New England Patriots center Ryan Wendell was a revelation as a first-year starter in 2012, as he led the league in most snaps taken and showed terrific prowess as a run blocker. However, the small, undrafted technician at center displayed inconsistencies in pass protection, and these became magnified in his second year as a starter.
Why do I bring up Wendell as an example? To dispel notions that Frederick is in for a sophomore slump, even though this will also paradoxically display how such a slump could transpire. In his first year as a starter, Frederick tied with Doug Free for the team lead in snaps, he was a monstrous run blocker, and he had some struggles in pass protection. Those are three similarities with Wendell, but that’s where the comparison ends. Although Frederick lacks athleticism, he’s also stronger than Wendell and, even though he was viewed as a reach in the first round, he was still much more highly touted coming out of college. So while he isn’t an athletic speciman and lacks lateral agility, Frederick has significantly more natural talent, and that talent should allow him to overcome any differences in approach that defenses will make against him.

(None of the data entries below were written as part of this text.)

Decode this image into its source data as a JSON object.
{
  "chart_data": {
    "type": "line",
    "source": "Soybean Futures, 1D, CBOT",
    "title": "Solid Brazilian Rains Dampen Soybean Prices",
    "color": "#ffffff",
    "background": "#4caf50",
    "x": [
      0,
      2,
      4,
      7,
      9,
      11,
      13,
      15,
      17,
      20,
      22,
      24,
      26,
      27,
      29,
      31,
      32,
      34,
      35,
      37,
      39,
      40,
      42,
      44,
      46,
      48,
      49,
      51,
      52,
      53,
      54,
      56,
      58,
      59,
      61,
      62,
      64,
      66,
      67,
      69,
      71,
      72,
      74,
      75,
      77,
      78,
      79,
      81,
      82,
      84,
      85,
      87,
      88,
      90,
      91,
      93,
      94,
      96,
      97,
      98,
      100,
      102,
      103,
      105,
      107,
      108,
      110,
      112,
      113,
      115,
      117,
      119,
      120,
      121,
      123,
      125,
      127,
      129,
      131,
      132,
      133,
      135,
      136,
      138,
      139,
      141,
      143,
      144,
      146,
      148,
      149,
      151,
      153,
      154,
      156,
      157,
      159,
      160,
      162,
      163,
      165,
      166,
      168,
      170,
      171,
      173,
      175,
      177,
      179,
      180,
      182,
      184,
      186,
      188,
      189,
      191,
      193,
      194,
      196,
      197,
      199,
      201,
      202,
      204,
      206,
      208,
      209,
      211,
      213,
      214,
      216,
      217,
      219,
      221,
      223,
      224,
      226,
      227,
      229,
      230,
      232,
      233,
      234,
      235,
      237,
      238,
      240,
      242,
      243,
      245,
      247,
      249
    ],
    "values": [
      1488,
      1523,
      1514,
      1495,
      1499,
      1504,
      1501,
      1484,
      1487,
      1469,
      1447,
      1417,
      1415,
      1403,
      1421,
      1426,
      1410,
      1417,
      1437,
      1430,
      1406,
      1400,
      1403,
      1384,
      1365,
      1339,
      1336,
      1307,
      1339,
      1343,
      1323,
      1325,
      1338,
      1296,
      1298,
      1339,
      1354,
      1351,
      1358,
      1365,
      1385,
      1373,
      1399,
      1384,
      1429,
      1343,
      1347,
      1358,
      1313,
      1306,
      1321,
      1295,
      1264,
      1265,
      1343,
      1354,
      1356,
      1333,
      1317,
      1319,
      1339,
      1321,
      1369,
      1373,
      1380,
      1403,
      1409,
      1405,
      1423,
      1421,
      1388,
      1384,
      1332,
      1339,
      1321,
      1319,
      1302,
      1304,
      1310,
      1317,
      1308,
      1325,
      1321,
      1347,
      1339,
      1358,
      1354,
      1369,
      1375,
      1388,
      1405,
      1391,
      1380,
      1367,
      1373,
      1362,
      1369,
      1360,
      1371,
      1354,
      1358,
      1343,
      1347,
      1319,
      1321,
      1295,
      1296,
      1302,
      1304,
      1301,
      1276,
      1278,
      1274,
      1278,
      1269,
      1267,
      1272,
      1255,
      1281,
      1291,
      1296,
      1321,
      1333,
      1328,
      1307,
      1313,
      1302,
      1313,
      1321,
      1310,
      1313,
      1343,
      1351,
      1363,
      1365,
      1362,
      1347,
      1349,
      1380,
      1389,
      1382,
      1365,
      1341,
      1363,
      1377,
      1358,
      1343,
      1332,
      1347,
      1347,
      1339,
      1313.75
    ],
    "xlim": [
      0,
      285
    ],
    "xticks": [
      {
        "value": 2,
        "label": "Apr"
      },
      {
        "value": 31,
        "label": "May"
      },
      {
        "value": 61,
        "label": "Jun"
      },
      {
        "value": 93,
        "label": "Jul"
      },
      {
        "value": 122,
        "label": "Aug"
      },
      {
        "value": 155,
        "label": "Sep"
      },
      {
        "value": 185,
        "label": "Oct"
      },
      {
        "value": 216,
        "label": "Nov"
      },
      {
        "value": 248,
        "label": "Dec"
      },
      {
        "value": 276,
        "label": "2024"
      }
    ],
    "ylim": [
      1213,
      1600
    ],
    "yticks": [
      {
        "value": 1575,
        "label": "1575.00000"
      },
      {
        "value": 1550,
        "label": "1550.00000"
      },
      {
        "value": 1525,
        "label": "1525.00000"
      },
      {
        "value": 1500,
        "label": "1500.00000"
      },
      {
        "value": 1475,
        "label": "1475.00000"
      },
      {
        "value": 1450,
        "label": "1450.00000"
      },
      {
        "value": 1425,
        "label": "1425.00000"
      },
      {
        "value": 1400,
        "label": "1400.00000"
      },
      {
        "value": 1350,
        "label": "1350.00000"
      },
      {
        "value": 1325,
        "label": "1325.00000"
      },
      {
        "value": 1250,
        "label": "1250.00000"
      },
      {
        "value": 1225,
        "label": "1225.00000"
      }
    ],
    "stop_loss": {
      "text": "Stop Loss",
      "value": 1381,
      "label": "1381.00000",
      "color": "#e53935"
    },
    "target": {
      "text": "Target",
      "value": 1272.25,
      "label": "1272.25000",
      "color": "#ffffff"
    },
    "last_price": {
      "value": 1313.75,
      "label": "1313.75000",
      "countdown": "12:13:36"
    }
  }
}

As a whole, the Cowboys offensive line did a steady job of keeping Tony Romo upright, and that’s mainly thanks to one of the NFL’s most underrated tackles duos in Tyron Smith and Doug Free. The line was at its best on running plays, and that’s not a coincidence given the impact Frederick had at the heart of the team’s line. His ability to get to the second level is terrific, and beefy, strong interior defensive linemen still don’t stand much of a chance against him. I think it takes an elite player to give Frederick trouble in the running game, but the only concern is that a DT with a quick first-step causes him difficulty. To wit, his worst games came against Dontari Poe, Linval Joseph and the New York Giants, and the Philadelphia Eagles.
I think by the end of the 2014 season, Frederick will have even more clout, and it’s possible that he could become a household name. He and Eagles center Jason Kelce are two of the game’s best offensive linemen, and I think Frederick will join Kelce as one of the top five centers in the NFL sooner rather than a later. Kelce has a key advantage due to his excellent- rare, really- athletic ability at the position, but better technique, experience, and blitz recognition could eventually make Frederick one of the league’s best centers as well. For now, he’s already firmly in the top ten, and he was one of the most impressive rookies overall last season.